Ay, there’s the rub. Short attention spans have replaced hyperactivity as the malady of the moment. Children are reading less, and fewer boys than girls read for pleasure. As a result, publishers resort to shock appeal to get boys to read, offering them toilet-humor titles such as “The Day My Butt Went Psycho” or “Sir Fartsalot Hunts the Booger,” with a “hero” who seeks the riddle of the foul wind as though it were the holy grail.

Ben Schrank, president of Penguin’s Razorbill children’s book imprint, tells The Wall Street Journal that these books “will pull a boy away from a videogame.” (We must take it on faith that the book is better.)

Maryanne Wolf, a developmental psychologist at Tufts University and author of “Proust and the Squid: The Story and Science of the Reading Brain,” argues that how we read determines how we reason. We frame ideas in a different way when we read deeply in a book than when we simply decode information from the Internet. Consequently, we form different analytical connections and interpretations that affect the circuitry of our brains. Or to update Descartes, “How I read determines how I think.”

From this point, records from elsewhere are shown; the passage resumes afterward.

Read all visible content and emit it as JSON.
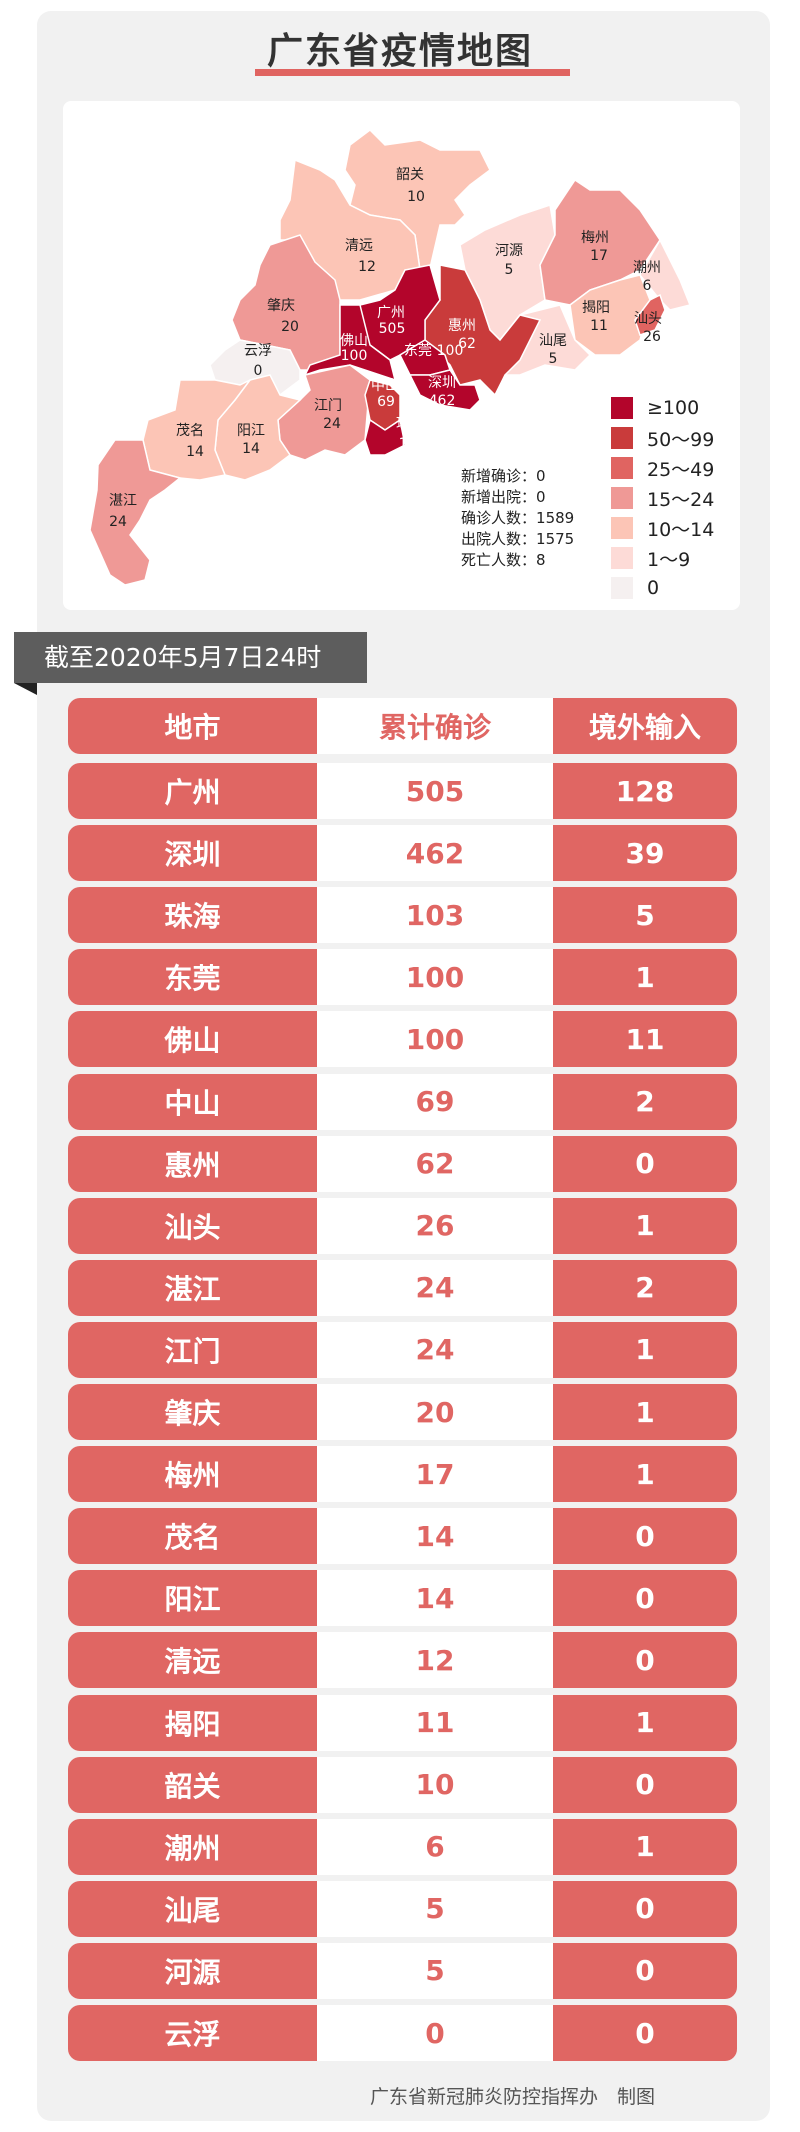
{
  "title": "广东省疫情地图",
  "colors": {
    "ge100": "#b3052b",
    "c50_99": "#c93b3b",
    "c25_49": "#e06461",
    "c15_24": "#ef9996",
    "c10_14": "#fcc5b6",
    "c1_9": "#fddbd7",
    "c0": "#f5f0f0",
    "table_red": "#e06663"
  },
  "map": {
    "regions": [
      {
        "name": "韶关",
        "value": "10"
      },
      {
        "name": "清远",
        "value": "12"
      },
      {
        "name": "河源",
        "value": "5"
      },
      {
        "name": "梅州",
        "value": "17"
      },
      {
        "name": "潮州",
        "value": "6"
      },
      {
        "name": "揭阳",
        "value": "11"
      },
      {
        "name": "汕头",
        "value": "26"
      },
      {
        "name": "肇庆",
        "value": "20"
      },
      {
        "name": "广州",
        "value": "505"
      },
      {
        "name": "惠州",
        "value": "62"
      },
      {
        "name": "佛山",
        "value": "100"
      },
      {
        "name": "东莞",
        "value": "100"
      },
      {
        "name": "汕尾",
        "value": "5"
      },
      {
        "name": "云浮",
        "value": "0"
      },
      {
        "name": "深圳",
        "value": "462"
      },
      {
        "name": "中山",
        "value": "69"
      },
      {
        "name": "江门",
        "value": "24"
      },
      {
        "name": "珠海",
        "value": "103"
      },
      {
        "name": "茂名",
        "value": "14"
      },
      {
        "name": "阳江",
        "value": "14"
      },
      {
        "name": "湛江",
        "value": "24"
      }
    ],
    "stats": [
      {
        "label": "新增确诊",
        "value": "0"
      },
      {
        "label": "新增出院",
        "value": "0"
      },
      {
        "label": "确诊人数",
        "value": "1589"
      },
      {
        "label": "出院人数",
        "value": "1575"
      },
      {
        "label": "死亡人数",
        "value": "8"
      }
    ],
    "legend": [
      "≥100",
      "50～99",
      "25～49",
      "15～24",
      "10～14",
      "1～9",
      "0"
    ]
  },
  "banner": "截至2020年5月7日24时",
  "table": {
    "headers": [
      "地市",
      "累计确诊",
      "境外输入"
    ],
    "rows": [
      [
        "广州",
        "505",
        "128"
      ],
      [
        "深圳",
        "462",
        "39"
      ],
      [
        "珠海",
        "103",
        "5"
      ],
      [
        "东莞",
        "100",
        "1"
      ],
      [
        "佛山",
        "100",
        "11"
      ],
      [
        "中山",
        "69",
        "2"
      ],
      [
        "惠州",
        "62",
        "0"
      ],
      [
        "汕头",
        "26",
        "1"
      ],
      [
        "湛江",
        "24",
        "2"
      ],
      [
        "江门",
        "24",
        "1"
      ],
      [
        "肇庆",
        "20",
        "1"
      ],
      [
        "梅州",
        "17",
        "1"
      ],
      [
        "茂名",
        "14",
        "0"
      ],
      [
        "阳江",
        "14",
        "0"
      ],
      [
        "清远",
        "12",
        "0"
      ],
      [
        "揭阳",
        "11",
        "1"
      ],
      [
        "韶关",
        "10",
        "0"
      ],
      [
        "潮州",
        "6",
        "1"
      ],
      [
        "汕尾",
        "5",
        "0"
      ],
      [
        "河源",
        "5",
        "0"
      ],
      [
        "云浮",
        "0",
        "0"
      ]
    ]
  },
  "footer": "广东省新冠肺炎防控指挥办　制图"
}
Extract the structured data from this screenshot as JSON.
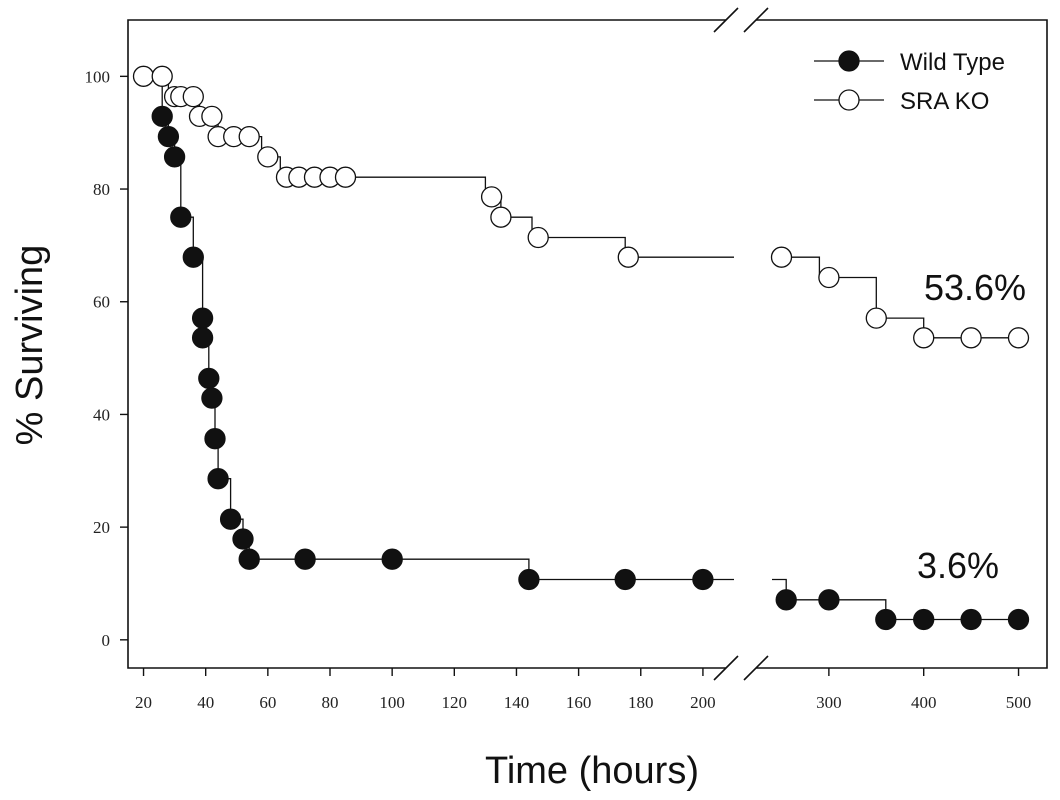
{
  "chart_data": {
    "type": "line",
    "subtype": "kaplan-meier-step",
    "title": "",
    "xlabel": "Time (hours)",
    "ylabel": "% Surviving",
    "x_axis": {
      "broken": true,
      "segment1": {
        "range": [
          15,
          210
        ],
        "ticks": [
          20,
          40,
          60,
          80,
          100,
          120,
          140,
          160,
          180,
          200
        ]
      },
      "segment2": {
        "range": [
          220,
          530
        ],
        "ticks": [
          300,
          400,
          500
        ]
      }
    },
    "y_axis": {
      "range": [
        -5,
        110
      ],
      "ticks": [
        0,
        20,
        40,
        60,
        80,
        100
      ]
    },
    "grid": false,
    "legend_position": "top-right",
    "series": [
      {
        "name": "Wild Type",
        "marker": "filled-circle",
        "points": [
          [
            26,
            92.9
          ],
          [
            28,
            89.3
          ],
          [
            30,
            85.7
          ],
          [
            32,
            75.0
          ],
          [
            36,
            67.9
          ],
          [
            39,
            57.1
          ],
          [
            39,
            53.6
          ],
          [
            41,
            46.4
          ],
          [
            42,
            42.9
          ],
          [
            43,
            35.7
          ],
          [
            44,
            28.6
          ],
          [
            48,
            21.4
          ],
          [
            52,
            17.9
          ],
          [
            54,
            14.3
          ],
          [
            72,
            14.3
          ],
          [
            100,
            14.3
          ],
          [
            144,
            10.7
          ],
          [
            175,
            10.7
          ],
          [
            200,
            10.7
          ],
          [
            255,
            7.1
          ],
          [
            300,
            7.1
          ],
          [
            360,
            3.6
          ],
          [
            400,
            3.6
          ],
          [
            450,
            3.6
          ],
          [
            500,
            3.6
          ]
        ],
        "steps": [
          [
            20,
            100
          ],
          [
            26,
            100
          ],
          [
            26,
            92.9
          ],
          [
            28,
            92.9
          ],
          [
            28,
            89.3
          ],
          [
            30,
            89.3
          ],
          [
            30,
            85.7
          ],
          [
            32,
            85.7
          ],
          [
            32,
            75.0
          ],
          [
            36,
            75.0
          ],
          [
            36,
            67.9
          ],
          [
            39,
            67.9
          ],
          [
            39,
            53.6
          ],
          [
            41,
            53.6
          ],
          [
            41,
            42.9
          ],
          [
            43,
            42.9
          ],
          [
            43,
            35.7
          ],
          [
            44,
            35.7
          ],
          [
            44,
            28.6
          ],
          [
            48,
            28.6
          ],
          [
            48,
            21.4
          ],
          [
            52,
            21.4
          ],
          [
            52,
            17.9
          ],
          [
            54,
            17.9
          ],
          [
            54,
            14.3
          ],
          [
            144,
            14.3
          ],
          [
            144,
            10.7
          ],
          [
            210,
            10.7
          ],
          "gap",
          [
            240,
            10.7
          ],
          [
            255,
            10.7
          ],
          [
            255,
            7.1
          ],
          [
            360,
            7.1
          ],
          [
            360,
            3.6
          ],
          [
            500,
            3.6
          ]
        ],
        "annotation": "3.6%"
      },
      {
        "name": "SRA KO",
        "marker": "open-circle",
        "points": [
          [
            20,
            100
          ],
          [
            26,
            100
          ],
          [
            30,
            96.4
          ],
          [
            32,
            96.4
          ],
          [
            36,
            96.4
          ],
          [
            38,
            92.9
          ],
          [
            42,
            92.9
          ],
          [
            44,
            89.3
          ],
          [
            49,
            89.3
          ],
          [
            54,
            89.3
          ],
          [
            60,
            85.7
          ],
          [
            66,
            82.1
          ],
          [
            70,
            82.1
          ],
          [
            75,
            82.1
          ],
          [
            80,
            82.1
          ],
          [
            85,
            82.1
          ],
          [
            132,
            78.6
          ],
          [
            135,
            75.0
          ],
          [
            147,
            71.4
          ],
          [
            176,
            67.9
          ],
          [
            250,
            67.9
          ],
          [
            300,
            64.3
          ],
          [
            350,
            57.1
          ],
          [
            400,
            53.6
          ],
          [
            450,
            53.6
          ],
          [
            500,
            53.6
          ]
        ],
        "steps": [
          [
            20,
            100
          ],
          [
            28,
            100
          ],
          [
            28,
            96.4
          ],
          [
            38,
            96.4
          ],
          [
            38,
            92.9
          ],
          [
            44,
            92.9
          ],
          [
            44,
            89.3
          ],
          [
            58,
            89.3
          ],
          [
            58,
            85.7
          ],
          [
            64,
            85.7
          ],
          [
            64,
            82.1
          ],
          [
            130,
            82.1
          ],
          [
            130,
            78.6
          ],
          [
            135,
            78.6
          ],
          [
            135,
            75.0
          ],
          [
            145,
            75.0
          ],
          [
            145,
            71.4
          ],
          [
            175,
            71.4
          ],
          [
            175,
            67.9
          ],
          [
            210,
            67.9
          ],
          "gap",
          [
            240,
            67.9
          ],
          [
            290,
            67.9
          ],
          [
            290,
            64.3
          ],
          [
            350,
            64.3
          ],
          [
            350,
            57.1
          ],
          [
            400,
            57.1
          ],
          [
            400,
            53.6
          ],
          [
            500,
            53.6
          ]
        ],
        "annotation": "53.6%"
      }
    ]
  }
}
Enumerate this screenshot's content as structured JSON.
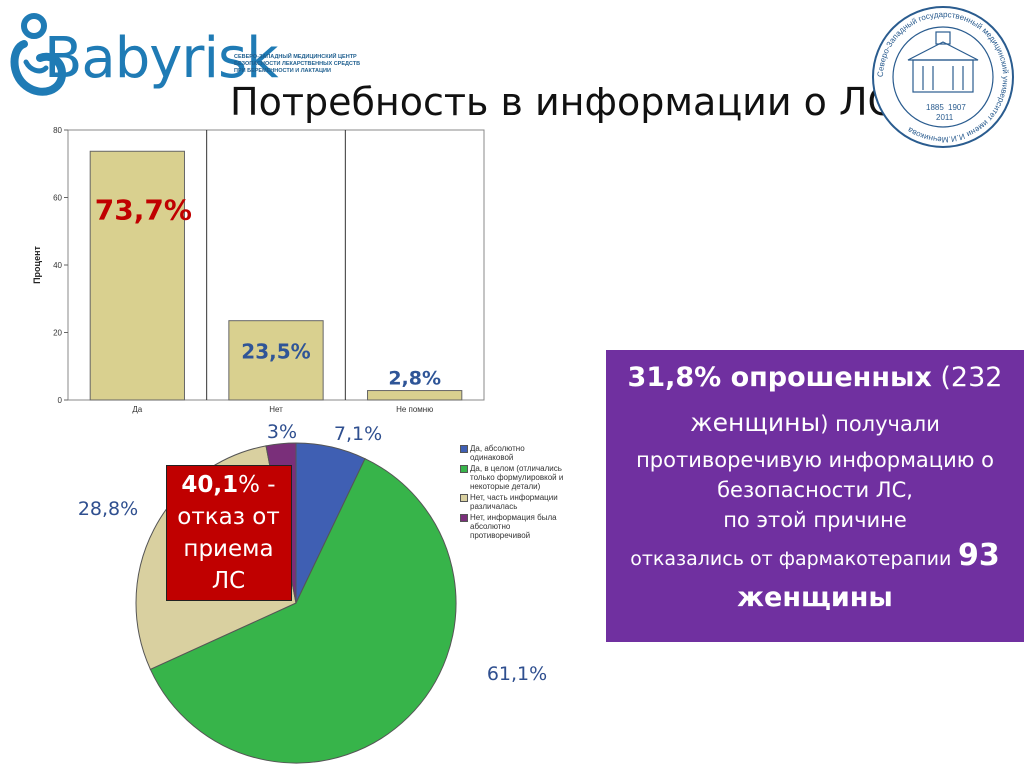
{
  "logo": {
    "wordmark": "Babyrisk",
    "subtitle_lines": [
      "СЕВЕРО-ЗАПАДНЫЙ МЕДИЦИНСКИЙ ЦЕНТР",
      "БЕЗОПАСНОСТИ ЛЕКАРСТВЕННЫХ СРЕДСТВ",
      "ПРИ БЕРЕМЕННОСТИ И ЛАКТАЦИИ"
    ]
  },
  "title": "Потребность в информации о ЛС",
  "seal": {
    "ring_text": "Северо-Западный государственный медицинский университет имени И.И.Мечникова",
    "years": [
      "1885",
      "1907",
      "2011"
    ]
  },
  "colors": {
    "bar_fill": "#d9d08f",
    "pie_blue": "#3f5fb3",
    "pie_green": "#37b44a",
    "pie_tan": "#d9d0a0",
    "pie_purple": "#7a2f7a",
    "purple_box": "#7030a0",
    "red_box": "#c00000",
    "bar_label_red": "#c00000",
    "bar_label_blue": "#2f5597"
  },
  "chart_data": [
    {
      "type": "bar",
      "ylabel": "Процент",
      "ylim": [
        0,
        80
      ],
      "yticks": [
        0,
        20,
        40,
        60,
        80
      ],
      "categories": [
        "Да",
        "Нет",
        "Не помню"
      ],
      "values": [
        73.7,
        23.5,
        2.8
      ],
      "data_labels": [
        "73,7%",
        "23,5%",
        "2,8%"
      ],
      "grid": "vertical"
    },
    {
      "type": "pie",
      "labels": [
        "Да, абсолютно одинаковой",
        "Да, в целом (отличались только формулировкой и некоторые детали)",
        "Нет, часть информации различалась",
        "Нет, информация была абсолютно противоречивой"
      ],
      "legend_lines": [
        [
          "Да, абсолютно",
          "одинаковой"
        ],
        [
          "Да, в целом (отличались",
          "только формулировкой и",
          "некоторые детали)"
        ],
        [
          "Нет, часть информации",
          "различалась"
        ],
        [
          "Нет, информация была",
          "абсолютно",
          "противоречивой"
        ]
      ],
      "values": [
        7.1,
        61.1,
        28.8,
        3
      ],
      "data_labels": [
        "7,1%",
        "61,1%",
        "28,8%",
        "3%"
      ],
      "colors": [
        "#3f5fb3",
        "#37b44a",
        "#d9d0a0",
        "#7a2f7a"
      ],
      "legend_position": "right"
    }
  ],
  "red_box": {
    "lines": [
      "40,1% -",
      "отказ от",
      "приема",
      "ЛС"
    ],
    "bold_part": "40,1"
  },
  "purple_box": {
    "line1_bold": "31,8% опрошенных",
    "line1_rest": " (232",
    "line2_bold": "женщины",
    "line2_rest": ") получали",
    "line3": "противоречивую информацию о",
    "line4": "безопасности ЛС,",
    "line5": "по этой причине",
    "line6_text": "отказались от  фармакотерапии",
    "line6_num": "93",
    "line7": "женщины"
  }
}
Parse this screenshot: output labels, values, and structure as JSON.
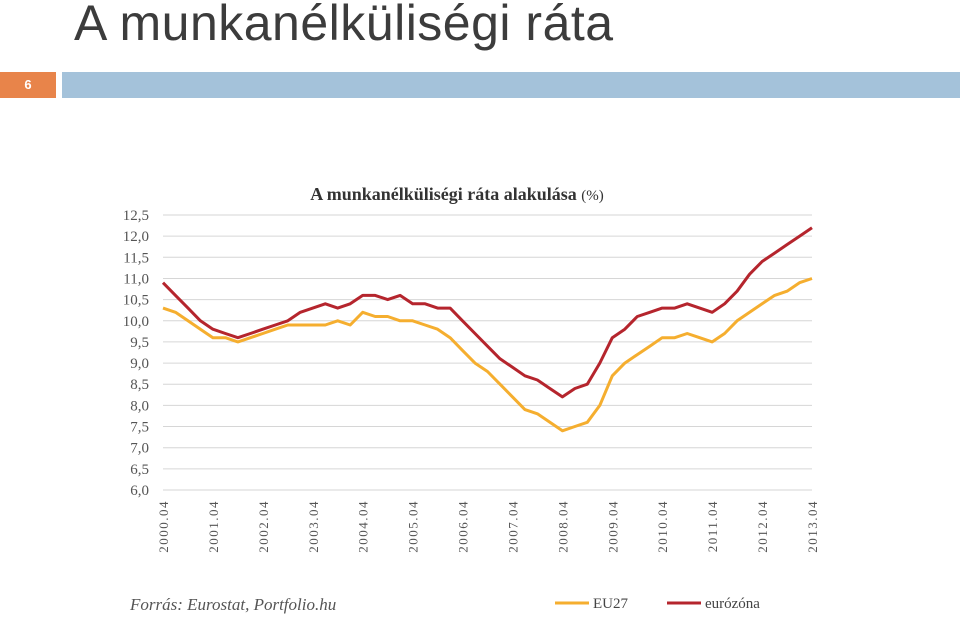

Playwright Richard Foreman is colorfully blunter. “We are the pancake people,” he writes, “spread wide and thin, as we connect with that vast network of information access by the mere touch of a button.”

Like most things in life, what you get depends on whose buttons you push. But wisdom requires depth of understanding, not shallow data retrieval. That’s what we have to teach our children to avoid the ultimate meltdown.

Suzanne Fields is a columnist with The Washington Times.